Transport and Road Infrastructure Minister Iurie Chirinciuc and Head of EIB Representation to Moldova at European Investment Bank Antonio Castillo signed a financing agreement on the matter in Chisinau today.
Under the document, the financial means are meant to modernize the enterprise’s infrastructure, as well as to purchase a consignment of locomotives, which will be used for transporting passengers and goods abroad.
Funding is amounting to 110 million euros, out of which 52.5 million euros are offered by the European Bank for Reconstruction and Development (EBRD) and respectively, 52.5 million by EIB. The EBRD like the EIB earmarks 27.5 million for purchasing locomotives, and 25 million – for infrastructure.

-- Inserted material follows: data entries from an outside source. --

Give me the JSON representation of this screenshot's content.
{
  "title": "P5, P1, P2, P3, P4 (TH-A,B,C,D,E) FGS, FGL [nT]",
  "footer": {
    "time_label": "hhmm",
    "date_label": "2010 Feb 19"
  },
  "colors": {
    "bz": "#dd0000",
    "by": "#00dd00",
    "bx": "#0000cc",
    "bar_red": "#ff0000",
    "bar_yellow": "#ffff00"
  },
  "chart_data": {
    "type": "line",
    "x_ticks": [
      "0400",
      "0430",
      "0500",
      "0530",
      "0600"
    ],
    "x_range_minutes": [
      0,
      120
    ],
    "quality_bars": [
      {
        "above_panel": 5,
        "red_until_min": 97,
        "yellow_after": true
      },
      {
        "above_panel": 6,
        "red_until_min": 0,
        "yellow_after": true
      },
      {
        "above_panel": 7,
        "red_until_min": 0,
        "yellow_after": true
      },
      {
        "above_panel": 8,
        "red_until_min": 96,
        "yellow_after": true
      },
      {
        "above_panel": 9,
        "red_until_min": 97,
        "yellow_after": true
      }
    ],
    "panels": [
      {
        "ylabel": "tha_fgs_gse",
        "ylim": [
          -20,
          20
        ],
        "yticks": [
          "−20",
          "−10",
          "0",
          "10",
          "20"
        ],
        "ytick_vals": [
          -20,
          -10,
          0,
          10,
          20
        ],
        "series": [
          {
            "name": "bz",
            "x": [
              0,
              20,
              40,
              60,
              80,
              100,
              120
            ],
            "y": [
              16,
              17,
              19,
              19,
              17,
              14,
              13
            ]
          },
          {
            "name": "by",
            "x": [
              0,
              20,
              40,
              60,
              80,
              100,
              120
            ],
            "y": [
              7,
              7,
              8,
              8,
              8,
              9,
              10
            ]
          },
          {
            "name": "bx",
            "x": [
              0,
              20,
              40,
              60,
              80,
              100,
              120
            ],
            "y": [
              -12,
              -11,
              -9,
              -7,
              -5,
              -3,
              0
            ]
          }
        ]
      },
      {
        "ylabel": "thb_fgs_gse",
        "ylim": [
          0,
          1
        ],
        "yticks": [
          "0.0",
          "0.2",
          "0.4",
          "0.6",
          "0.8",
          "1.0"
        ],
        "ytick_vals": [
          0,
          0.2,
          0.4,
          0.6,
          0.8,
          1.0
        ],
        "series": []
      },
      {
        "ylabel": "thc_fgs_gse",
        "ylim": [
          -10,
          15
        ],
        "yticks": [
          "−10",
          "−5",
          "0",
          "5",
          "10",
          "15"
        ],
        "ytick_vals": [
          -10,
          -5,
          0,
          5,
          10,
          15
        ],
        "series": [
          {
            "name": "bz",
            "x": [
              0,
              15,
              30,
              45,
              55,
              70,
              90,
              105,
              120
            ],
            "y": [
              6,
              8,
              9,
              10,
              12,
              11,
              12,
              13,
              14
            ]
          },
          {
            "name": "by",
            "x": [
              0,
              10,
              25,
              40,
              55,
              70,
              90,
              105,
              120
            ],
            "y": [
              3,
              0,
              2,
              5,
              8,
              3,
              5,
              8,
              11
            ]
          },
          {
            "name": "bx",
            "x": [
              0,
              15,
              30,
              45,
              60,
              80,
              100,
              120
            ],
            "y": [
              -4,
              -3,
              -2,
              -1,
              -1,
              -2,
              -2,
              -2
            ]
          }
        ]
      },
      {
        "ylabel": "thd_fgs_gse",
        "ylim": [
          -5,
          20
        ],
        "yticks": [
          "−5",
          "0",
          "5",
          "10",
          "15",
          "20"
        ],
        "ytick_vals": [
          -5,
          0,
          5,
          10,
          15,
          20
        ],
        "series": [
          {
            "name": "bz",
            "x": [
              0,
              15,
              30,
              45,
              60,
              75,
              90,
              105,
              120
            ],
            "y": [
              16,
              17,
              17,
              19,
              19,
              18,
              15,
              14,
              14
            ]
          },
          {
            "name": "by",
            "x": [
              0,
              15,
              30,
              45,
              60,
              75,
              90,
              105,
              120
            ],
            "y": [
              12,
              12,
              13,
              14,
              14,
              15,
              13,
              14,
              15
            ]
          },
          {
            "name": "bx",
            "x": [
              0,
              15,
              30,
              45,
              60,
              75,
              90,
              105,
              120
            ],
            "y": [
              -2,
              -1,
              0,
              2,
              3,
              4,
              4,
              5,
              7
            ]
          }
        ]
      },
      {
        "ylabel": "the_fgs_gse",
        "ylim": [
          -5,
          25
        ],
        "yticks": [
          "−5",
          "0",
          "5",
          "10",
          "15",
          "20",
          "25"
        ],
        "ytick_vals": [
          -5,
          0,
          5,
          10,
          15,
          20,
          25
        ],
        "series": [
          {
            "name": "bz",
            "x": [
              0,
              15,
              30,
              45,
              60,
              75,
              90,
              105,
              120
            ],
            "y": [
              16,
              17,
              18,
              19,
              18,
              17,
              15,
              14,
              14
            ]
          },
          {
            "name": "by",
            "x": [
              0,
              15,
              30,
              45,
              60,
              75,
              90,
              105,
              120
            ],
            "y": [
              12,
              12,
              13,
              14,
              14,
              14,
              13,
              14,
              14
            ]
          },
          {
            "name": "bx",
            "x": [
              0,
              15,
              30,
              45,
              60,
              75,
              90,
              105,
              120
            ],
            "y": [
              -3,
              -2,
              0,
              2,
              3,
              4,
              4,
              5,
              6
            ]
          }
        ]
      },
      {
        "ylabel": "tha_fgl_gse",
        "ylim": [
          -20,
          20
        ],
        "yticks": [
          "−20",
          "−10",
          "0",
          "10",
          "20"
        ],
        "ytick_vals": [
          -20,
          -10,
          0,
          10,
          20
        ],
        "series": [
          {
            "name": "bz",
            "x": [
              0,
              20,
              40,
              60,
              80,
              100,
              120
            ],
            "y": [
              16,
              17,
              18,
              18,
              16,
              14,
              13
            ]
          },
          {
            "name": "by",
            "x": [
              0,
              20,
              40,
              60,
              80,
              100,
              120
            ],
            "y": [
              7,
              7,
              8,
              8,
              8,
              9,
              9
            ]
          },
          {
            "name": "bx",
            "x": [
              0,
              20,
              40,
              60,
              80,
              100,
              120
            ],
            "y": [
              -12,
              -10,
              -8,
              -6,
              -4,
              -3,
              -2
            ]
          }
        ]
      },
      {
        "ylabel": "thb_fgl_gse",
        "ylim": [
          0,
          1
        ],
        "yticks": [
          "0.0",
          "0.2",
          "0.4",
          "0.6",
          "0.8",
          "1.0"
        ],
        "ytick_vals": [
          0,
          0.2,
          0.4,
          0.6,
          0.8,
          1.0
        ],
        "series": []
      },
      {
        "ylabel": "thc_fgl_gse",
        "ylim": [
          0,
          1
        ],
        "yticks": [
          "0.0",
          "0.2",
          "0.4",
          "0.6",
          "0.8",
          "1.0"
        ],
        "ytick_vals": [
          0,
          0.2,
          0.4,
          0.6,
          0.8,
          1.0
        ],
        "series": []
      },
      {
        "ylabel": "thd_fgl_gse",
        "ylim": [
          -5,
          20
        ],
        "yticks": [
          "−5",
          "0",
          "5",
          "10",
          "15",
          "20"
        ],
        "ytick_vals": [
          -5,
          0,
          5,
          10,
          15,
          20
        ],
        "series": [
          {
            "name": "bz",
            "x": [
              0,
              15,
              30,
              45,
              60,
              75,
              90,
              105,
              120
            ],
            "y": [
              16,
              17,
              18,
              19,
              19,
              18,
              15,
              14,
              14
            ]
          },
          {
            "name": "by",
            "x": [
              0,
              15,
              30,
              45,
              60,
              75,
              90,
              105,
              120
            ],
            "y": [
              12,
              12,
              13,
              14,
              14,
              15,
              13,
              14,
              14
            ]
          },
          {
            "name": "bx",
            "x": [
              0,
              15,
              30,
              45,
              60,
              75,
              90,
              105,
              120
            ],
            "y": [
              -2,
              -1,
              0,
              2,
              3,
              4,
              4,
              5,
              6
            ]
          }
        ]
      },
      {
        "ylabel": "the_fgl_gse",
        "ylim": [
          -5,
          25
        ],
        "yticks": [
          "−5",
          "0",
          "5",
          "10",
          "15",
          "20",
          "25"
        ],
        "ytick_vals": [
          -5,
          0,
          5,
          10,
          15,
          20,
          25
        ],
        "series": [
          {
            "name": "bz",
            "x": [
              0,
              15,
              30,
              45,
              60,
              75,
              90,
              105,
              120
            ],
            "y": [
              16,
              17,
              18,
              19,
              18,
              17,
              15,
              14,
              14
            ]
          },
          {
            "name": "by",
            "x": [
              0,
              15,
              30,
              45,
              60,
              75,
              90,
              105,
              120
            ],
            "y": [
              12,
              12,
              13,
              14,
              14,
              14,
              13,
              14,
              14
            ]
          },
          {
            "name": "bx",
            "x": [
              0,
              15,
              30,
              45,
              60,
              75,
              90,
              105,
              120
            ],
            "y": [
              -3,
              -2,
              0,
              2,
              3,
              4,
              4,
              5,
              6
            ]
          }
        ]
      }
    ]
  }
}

Chirinciuc noted that reform project of the railway had been launched in 2014, and that of its total amount, 5 million euros were offered as grant on behalf of EIB.
“The CFM is currently facing major financial problems related to payment of salaries to employees, as well as to old infrastructure of the enterprise. Mostly, this situation is determined by decrease by 37 per cent in exports of goods to Russia, because of the armed conflict in Ukraine,” he said.
Castillo said that “the purpose of financing CFM is to provide maximum financial support for reorganizing and restructuring rail transport in Moldova, which will offer the possibility to implement European standards within the institution.”
“The next stage of the project sees organizing tender for procuring 15 locomotives, to this end, it is scheduled to use 50 per cent of loan, other 50 per cent of sources are to be spent for modernizing infrastructure,” CFM director Iurie Topala said.
The EIB credit is provided for a 15-year period with a 1.5-per cent interest rate.